Jun 4, 2021

U of T Researchers Examine Use of AI in Radiation Oncology

Research, Faculty & Staff
CHRIS MCINTOSH

A team of researchers directly compared physician evaluations of radiation treatments generated by an AI machine learning (ML) algorithm to conventional radiation treatments generated by humans.

They found that in the majority of the 100 patients studied, treatments generated using ML were deemed to be clinically acceptable for patient treatments by physicians.

Overall, 89 per cent of ML-generated treatments were considered clinically acceptable for treatments, and 72 per cent were selected over human-generated treatments in head-to-head comparisons to conventional human-generated treatments.

Moreover, the ML radiation treatment process was faster than the conventional human-driven process by 60 per cent, reducing the overall time from 118 hours to 47 hours.

“We have shown that AI can be better than human judgement for curative-intent radiation therapy treatment. In fact, it is amazing that it works so well,” says Chris McIntosh, an assistant professor at University of Toronto’s Temerty Faculty of Medicine Department of Medical Biophysics.

In the long term this could represent a substantial cost savings through improved efficiency, while at the same time improving quality of clinical care, a rare win-win.

The study also has broader implications for AI in medicine.

While the ML treatments were overwhelmingly preferred when evaluated outside the clinical environment, as is done in most scientific works, physician preferences for the ML-generated treatments changed when the chosen treatment, ML or human-generated, would be used to treat the patient.

In that situation, the number of ML treatments selected for patient treatment was significantly reduced issuing a note of caution for teams considering deploying inadequately validated AI systems.

Results by the study team led by Chris McIntosh, Leigh Conroy, Ale Berlin, and Tom Purdie were published in Nature Medicine.

“A major finding is what happens when you actually deploy ML in a clinical setting in comparison to a simulated one,” says McIntosh, who is also a scientist at the Peter Munk Cardiac Centre’s and Techna Institute, as well as chair of Medical Imaging and AI at the Joint Department of Medical Imaging at the University Health Network,

“There has been a lot of excitement generated by AI in the lab, and the assumption is that those results will translate directly to a clinical setting. But we sound a cautionary alert in our research that they may not,” says Purdie, an associate professor at Temerty Faculty of Medicine’s Department of Radiation Oncology.

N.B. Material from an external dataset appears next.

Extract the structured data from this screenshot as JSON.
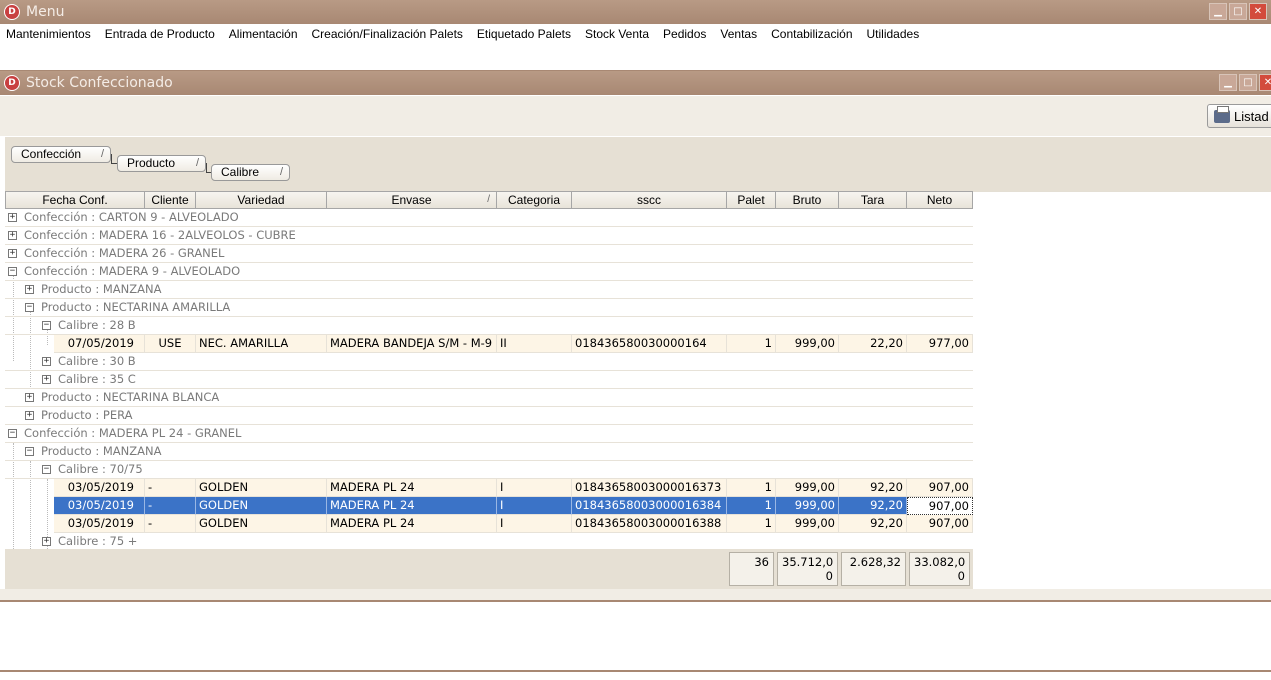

“Once you put ML-generated treatments in the hands of people who are relying upon it to make real clinical decisions about their patients, that preference towards ML may drop. There can be a disconnect between what’s happening in a lab-type of setting and a clinical one.”

In the study, treating radiation oncologists were asked to evaluate two different radiation treatments – either ML or human-generated ones - with the same standardized criteria in two groups of patients who were similar in demographics and disease characteristics.

The difference was that one group of patients had already received treatment so the comparison was a ‘simulated’ exercise. The second group of patients were about to begin radiation therapy treatment, so if AI-generated treatments were judged to be superior and preferable to their human counterparts, they would be used in the actual treatments.

Oncologists were not aware of which radiation treatment was designed by a human or a machine. Human-generated treatments were created individually for each patient as per normal protocol by the specialized Radiation Therapist.

In contrast, each ML treatment was developed by a computer algorithm trained on a high-quality, peer-reviewed data base of radiation therapy plans from 99 patients previously treated for prostate cancer at Princess Margaret.

For each new patient, the ML algorithm automatically identifies the most similar patients in the data base, using learned similarity metrics from thousands of features from patient images, and delineated target and healthy organs that are a standard part of the radiation therapy treatment process.

The complete treatment for a new patient is inferred from the most similar patients in the data base, according to the ML model.

Although ML-generated treatments were rated highly in both patient groups, the results in the pre-treatment group diverged from the post-treatment group.

In the group of patients that had already received treatment, the number of ML-generated treatments selected over human ones was 83 per cent. This dropped to 61 per cent for those selected specifically for treatment, prior to their treatment.

“In this study, we’re saying researchers need to pay attention to a clinical setting,” says Purdie. “If physicians feel that patient care is at stake, then that may influence their judgement, even though the ML treatments are thoroughly evaluated and validated.”